The other important thing is that Saskatchewan is allowed to deficit spend, keeping the system afloat in hard times, while states aren't.

In the old days we had the legal and political science theory of "Our Federalism" in which states could try different things and, the theory went, hit upon solutions to problems. The need (and historical push) for standardization and centralization led us away from the idea of states as social laboratories. So we got things like the Dept. of Ed., a national drunk driving standard, social security, the 55 mph speed limit and Medicare. Some of these are good, some not but a state might try something, knowing that if it doesn't work, another state might try something else. In addition, under the old fashioned idea of Our Federalism, such failures of implementation wouldn't doom the policy for decades, not that any of it will be easy.

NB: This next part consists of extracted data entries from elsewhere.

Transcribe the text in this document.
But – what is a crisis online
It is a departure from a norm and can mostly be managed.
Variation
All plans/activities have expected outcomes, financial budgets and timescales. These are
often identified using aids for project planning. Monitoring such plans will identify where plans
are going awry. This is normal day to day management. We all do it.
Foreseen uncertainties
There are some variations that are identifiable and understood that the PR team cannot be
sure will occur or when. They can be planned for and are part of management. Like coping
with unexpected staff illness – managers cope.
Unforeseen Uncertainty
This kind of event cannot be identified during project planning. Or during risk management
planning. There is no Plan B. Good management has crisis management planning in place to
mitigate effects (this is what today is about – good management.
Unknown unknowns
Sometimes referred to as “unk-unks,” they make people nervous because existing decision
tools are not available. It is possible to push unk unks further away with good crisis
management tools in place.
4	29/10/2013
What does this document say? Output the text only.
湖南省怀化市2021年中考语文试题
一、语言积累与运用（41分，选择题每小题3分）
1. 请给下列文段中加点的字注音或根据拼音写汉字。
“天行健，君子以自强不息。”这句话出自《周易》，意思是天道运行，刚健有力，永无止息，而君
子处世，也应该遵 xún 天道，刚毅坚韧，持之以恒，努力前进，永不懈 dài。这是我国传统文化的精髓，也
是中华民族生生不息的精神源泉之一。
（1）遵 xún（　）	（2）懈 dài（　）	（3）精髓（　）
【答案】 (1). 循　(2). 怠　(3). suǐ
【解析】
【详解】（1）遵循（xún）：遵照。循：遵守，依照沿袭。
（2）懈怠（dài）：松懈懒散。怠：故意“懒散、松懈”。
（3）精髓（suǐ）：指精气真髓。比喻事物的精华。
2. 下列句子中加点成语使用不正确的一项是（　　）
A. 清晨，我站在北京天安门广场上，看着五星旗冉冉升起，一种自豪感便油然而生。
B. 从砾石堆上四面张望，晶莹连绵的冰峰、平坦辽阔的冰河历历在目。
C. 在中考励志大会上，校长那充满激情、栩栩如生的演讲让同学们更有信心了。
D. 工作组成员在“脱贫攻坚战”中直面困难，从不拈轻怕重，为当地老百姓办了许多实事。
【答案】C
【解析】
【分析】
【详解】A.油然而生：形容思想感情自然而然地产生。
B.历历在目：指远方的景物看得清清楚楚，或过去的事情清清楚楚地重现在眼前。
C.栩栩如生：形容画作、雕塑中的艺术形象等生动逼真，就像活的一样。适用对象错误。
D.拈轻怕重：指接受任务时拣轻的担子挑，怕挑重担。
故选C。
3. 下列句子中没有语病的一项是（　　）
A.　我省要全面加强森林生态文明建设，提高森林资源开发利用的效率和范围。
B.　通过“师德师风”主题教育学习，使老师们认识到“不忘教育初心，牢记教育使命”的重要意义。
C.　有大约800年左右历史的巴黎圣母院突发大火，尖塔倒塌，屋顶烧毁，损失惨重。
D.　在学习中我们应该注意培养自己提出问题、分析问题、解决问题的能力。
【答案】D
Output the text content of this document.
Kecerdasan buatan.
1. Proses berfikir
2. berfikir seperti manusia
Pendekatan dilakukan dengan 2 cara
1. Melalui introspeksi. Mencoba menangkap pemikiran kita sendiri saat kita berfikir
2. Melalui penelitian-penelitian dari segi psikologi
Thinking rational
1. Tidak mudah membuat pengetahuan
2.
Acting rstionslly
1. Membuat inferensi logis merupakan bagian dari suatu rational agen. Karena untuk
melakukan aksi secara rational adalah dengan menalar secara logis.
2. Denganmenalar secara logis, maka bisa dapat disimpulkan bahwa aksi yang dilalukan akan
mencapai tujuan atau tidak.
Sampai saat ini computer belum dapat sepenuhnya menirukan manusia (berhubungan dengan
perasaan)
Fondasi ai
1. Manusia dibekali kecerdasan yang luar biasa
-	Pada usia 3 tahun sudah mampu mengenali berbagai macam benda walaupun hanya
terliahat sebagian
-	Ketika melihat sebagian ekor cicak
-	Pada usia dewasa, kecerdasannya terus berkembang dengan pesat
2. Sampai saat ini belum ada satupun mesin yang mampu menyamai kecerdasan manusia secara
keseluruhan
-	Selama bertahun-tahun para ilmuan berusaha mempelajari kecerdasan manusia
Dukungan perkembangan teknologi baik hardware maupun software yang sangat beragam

Peter Driscoll: The problems with that kind of federalism in the modern setting, even apart from the actual policy, are twofold:

a. Any kind of state system would be in indirect competition with the other 49 states for both medical professionals (who might stand to make less in a public system) and entrepreneurs who might prefer to build their clinics or hospitals in a more 'profit-rich' environment.

b. One state would have to weather the onslaught of 50 states worth of lobbyists and industry cash: any failure (and some degree of failure will be inevitable in any system) will be amplified horribly out of proportion by an industry which fears (rightly or wrongly) that Socialized Medicine (TM) might spread and harsh their buzz.

Now, that doesn't mean it's not possible or a worthwhile goal, just that there are some signifigant structural disadvantages to a state as opposed to national approach. Of course, the relative liberalness of a given state like, say, Vermont, for example, is on the other hand a unique resource of the state approach.

To pull back the focus from Canada to the U.S., the fact is that state-level initiatives involving employer health-insurance mandates now being contemplated in California, Illinois and Pennsylvania are likely to be killed by the federal courts because of a 1974 federal law known as ERISA that bans states from telling multistate employers which benefits they must provide. The only state with an employer mandate (Hawaii) is the only one Congress granted an ERISA exemption.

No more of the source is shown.